Wegener's granulomatosis

Clinical

  • Epistasis.
  • Renal failure - present as nephritic syndrome.
    • Renal biopsy: crescentic glomerulonephritis (AKA rapidly progressive glomerulonephritis).
  • Pulmonary hemorrhage.

Serology:

Notes:

  • Pulmonary hemorrhage syndromes:[7]
    • Goodpasture syndrome.
    • Idiopathic pulmonary hemosiderosis.
    • Vasculitis-assoc. hemorrhage (hypersensitivity angiitis, Wegener's granulomatosis).
    • Systemic lupus erythematosus.

Microscopic

Features:

  • Granulomas typically poorly formed.[8]

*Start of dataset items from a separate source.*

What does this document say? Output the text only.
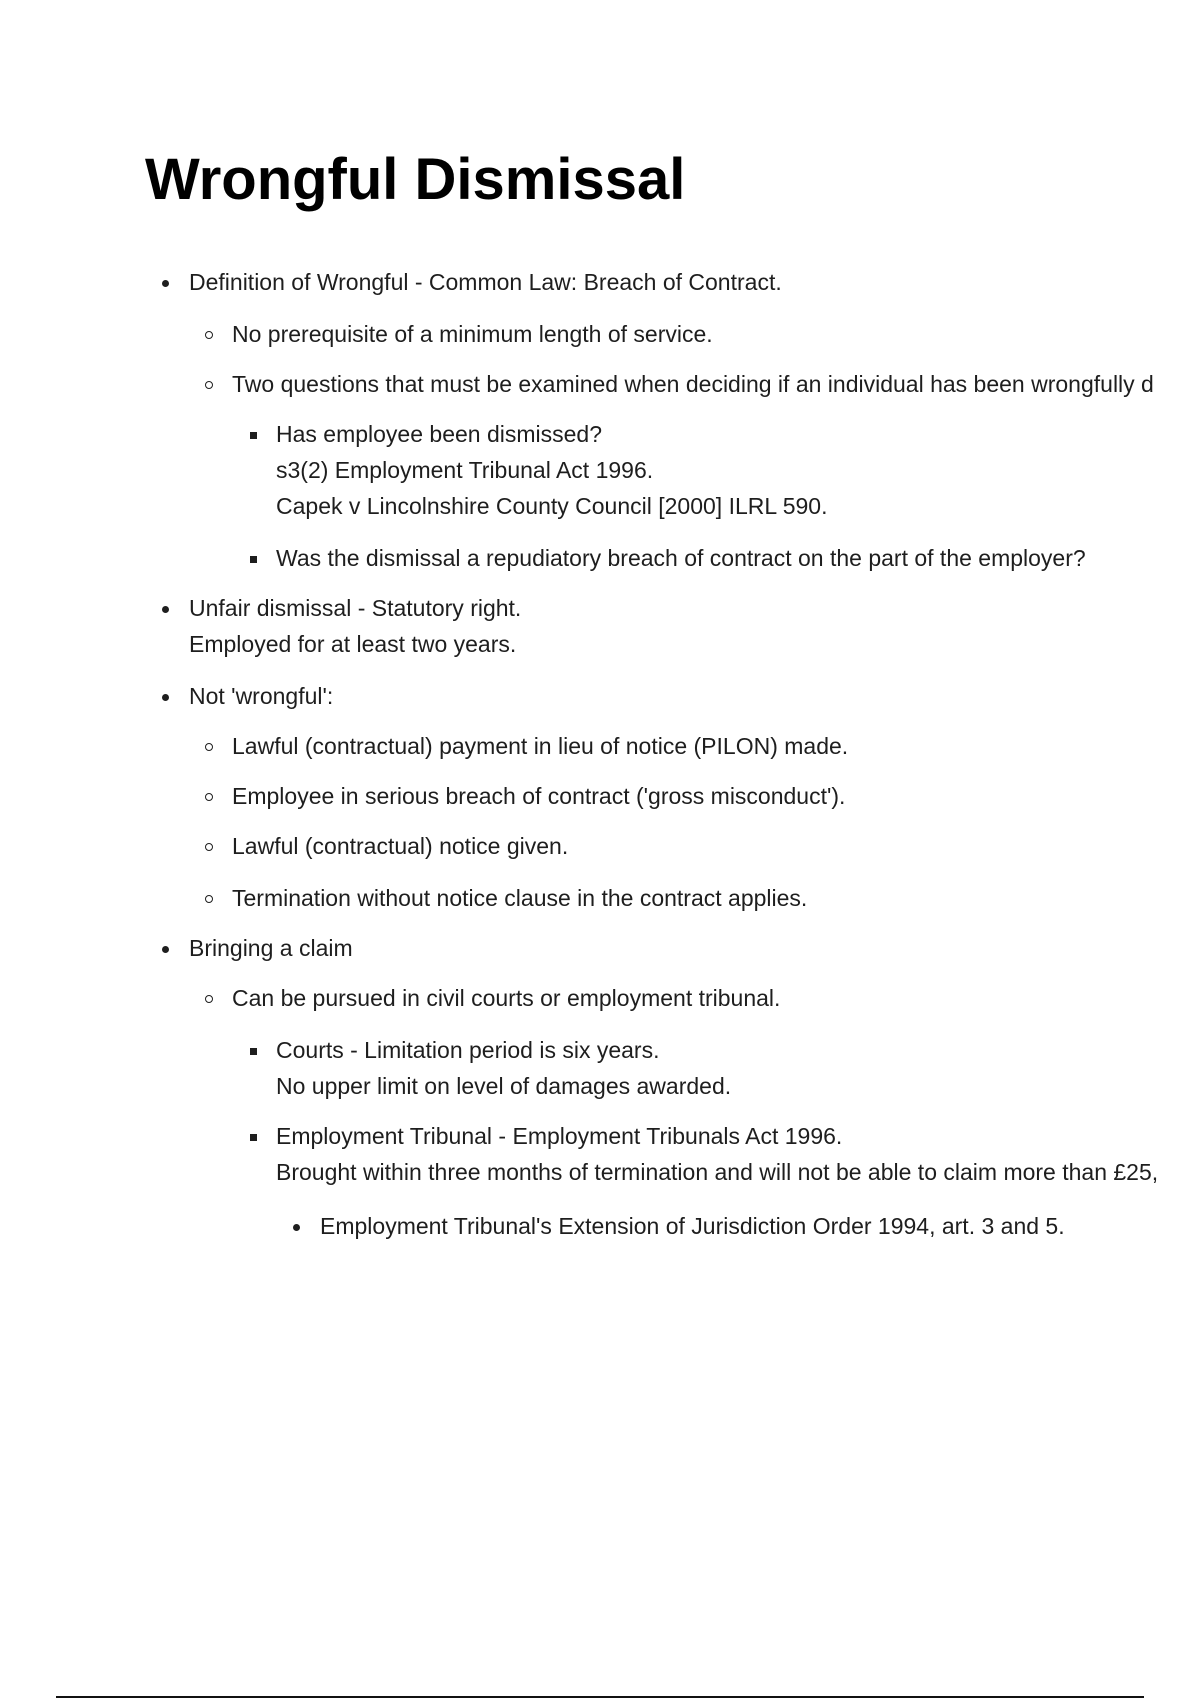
Wrongful Dismissal
Definition of Wrongful - Common Law: Breach of Contract.
No prerequisite of a minimum length of service.
Two questions that must be examined when deciding if an individual has been wrongfully d
Has employee been dismissed?
s3(2) Employment Tribunal Act 1996.
Capek v Lincolnshire County Council [2000] ILRL 590.
Was the dismissal a repudiatory breach of contract on the part of the employer?
Unfair dismissal - Statutory right.
Employed for at least two years.
Not 'wrongful':
Lawful (contractual) payment in lieu of notice (PILON) made.
Employee in serious breach of contract ('gross misconduct').
Lawful (contractual) notice given.
Termination without notice clause in the contract applies.
Bringing a claim
Can be pursued in civil courts or employment tribunal.
Courts - Limitation period is six years.
No upper limit on level of damages awarded.
Employment Tribunal - Employment Tribunals Act 1996.
Brought within three months of termination and will not be able to claim more than £25,
Employment Tribunal's Extension of Jurisdiction Order 1994, art. 3 and 5.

Image: Wegener's granulomatosis (flickr.com).

See also

References

  1. TN05 RH3.
  2. 2.0 2.1 Kumar, Vinay; Abbas, Abul K.; Fausto, Nelson; Aster, Jon (2009). Robbins and Cotran pathologic basis of disease (8th ed.). Elsevier Saunders. pp. 512. ISBN 978-1416031215.
  3. URL: http://dictionary.weather.net/dictionary/amorphous. Accessed on: 26 November 2010.
  4. 4.0 4.1 Cotran, Ramzi S.; Kumar, Vinay; Fausto, Nelson; Nelso Fausto; Robbins, Stanley L.; Abbas, Abul K. (2005). Robbins and Cotran pathologic basis of disease (7th ed.). St. Louis, Mo: Elsevier Saunders. pp. 538. ISBN 0-7216-0187-1.
  5. Klatt, Edward C. (2006). Robbins and Cotran Atlas of Pathology (1st ed.). Saunders. pp. 14. ISBN 978-1416002741.
  6. TN05 RH6.
  7. Cotran, Ramzi S.; Kumar, Vinay; Fausto, Nelson; Nelso Fausto; Robbins, Stanley L.; Abbas, Abul K. (2005). Robbins and Cotran pathologic basis of disease (7th ed.). St. Louis, Mo: Elsevier Saunders. pp. 745. ISBN 0-7216-0187-1.
  8. Cotran, Ramzi S.; Kumar, Vinay; Fausto, Nelson; Nelso Fausto; Robbins, Stanley L.; Abbas, Abul K. (2005). Robbins and Cotran pathologic basis of disease (7th ed.). St. Louis, Mo: Elsevier Saunders. pp. 747. ISBN 0-7216-0187-1.